Throughout life, Patrick Pentico fought against the odds — and usually won.

On the Wayne High School wrestling team, he defeated opponents who outweighed him by 100 pounds.

And in 2004, with one engine down and their plane heavily damaged by enemy fire, Pentico and his crew safely landed a C-130. All 58 people on board survived.

But on March 31, his luck ran out.

Staff Sgt. Patrick Pentico's plane crashed in Albania's Drizez Mountains on Thursday, killing all nine Americans aboard. The crew was flying the C-130 Combat Talon II in a joint training mission with the Albanian military, a spokesman for the Special Operations Command Europe said.

The cause of the crash is unknown. An investigation into the crash is expected to take several weeks, the military reported.

The airmen were assigned to the 7th Special Operations Squadron based at Royal Air Force Mildenhall in the United Kingdom.

"I extend my deepest sympathies to the families of these brave young airmen," said Army Brig. Gen. Thomas Csrnko, commander of Special Operations Command Europe. "We all share in your sorrow and pain of their loss. We will not forget their sacrifice, and we stand ready to support their families at this difficult time."

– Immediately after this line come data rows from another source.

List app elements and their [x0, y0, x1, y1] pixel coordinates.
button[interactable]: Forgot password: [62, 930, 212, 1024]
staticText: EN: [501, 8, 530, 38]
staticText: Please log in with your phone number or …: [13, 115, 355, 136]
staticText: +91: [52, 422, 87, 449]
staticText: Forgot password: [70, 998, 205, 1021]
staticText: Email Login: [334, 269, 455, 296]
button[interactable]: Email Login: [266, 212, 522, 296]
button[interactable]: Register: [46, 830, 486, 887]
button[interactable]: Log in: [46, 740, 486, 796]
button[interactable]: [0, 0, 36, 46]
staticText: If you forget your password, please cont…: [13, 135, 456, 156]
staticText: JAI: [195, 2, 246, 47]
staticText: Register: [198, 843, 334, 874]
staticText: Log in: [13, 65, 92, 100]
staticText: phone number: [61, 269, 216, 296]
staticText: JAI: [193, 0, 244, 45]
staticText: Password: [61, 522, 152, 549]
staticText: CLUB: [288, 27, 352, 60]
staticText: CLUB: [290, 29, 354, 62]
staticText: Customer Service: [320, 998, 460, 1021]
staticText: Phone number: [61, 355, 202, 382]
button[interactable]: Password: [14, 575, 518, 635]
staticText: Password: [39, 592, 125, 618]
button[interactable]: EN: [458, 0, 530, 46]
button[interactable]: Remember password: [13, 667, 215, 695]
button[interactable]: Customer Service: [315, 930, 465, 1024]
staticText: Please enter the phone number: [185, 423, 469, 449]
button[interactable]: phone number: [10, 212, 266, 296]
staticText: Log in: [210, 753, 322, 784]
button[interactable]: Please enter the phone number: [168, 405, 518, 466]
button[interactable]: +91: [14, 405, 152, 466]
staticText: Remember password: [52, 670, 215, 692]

Pentico grew up in Hanksville, Wayne County, where he prowled the mountains on his motorbike.

He was a member of the powerful Wayne High School wrestling team throughout high school. The team won the state title every year from 1988-92. Pentico graduated in 1991.

Pentico was a big part of those wins, said his former coach, Kerry Anderson. Former teammate and close friend Greg Pace said he remembers how Pentico wrestled — and beat — opponents who, statistically speaking, should have beaten him.

"He wrestled heavyweight, and he was just 189 pounds. He wrestled kids that weighed 275 — just a lot bigger than him," said Pace. "He was just fearless. That's kinda the way he rode motorcycles and in everything else. Fearless."

Pentico's parents were in Europe on Tuesday to pick up Pentico's wife and were unavailable for comment.

Anderson said Pentico was a good student who always had a smile on his face.

Pentico and Pace graduated from Wayne High School in 1991. Although he was the quiet type, Pentico made friends easily.

"In our graduating class, I think there was like 38 kids, and I can't think of a single one of 'em that Patrick didn't get along with," Pace said. "He was such a happy person."

And Pentico never complained or bragged about his accomplishments, Pace said.

In 2004, the Airlift/Tanker Association awarded Pentico and his old crew the Gen. P.K. Carlton Award for Valor for safely landing a battle-damaged C-130. The plane was transporting special operations forces during a mission in the opening days of Operation Iraqi Freedom when it received heavy enemy fire.

During the mission, the plane took 19 hits from anti-aircraft artillery fire — one shell shattered the pilot's windscreen. The plane landed with three of the four engines operating and all 58 people on board were safely evacuated.

Pentico never told his old friend about the award.

"It sounds exactly like something he would do and not think anything of it," Pace said.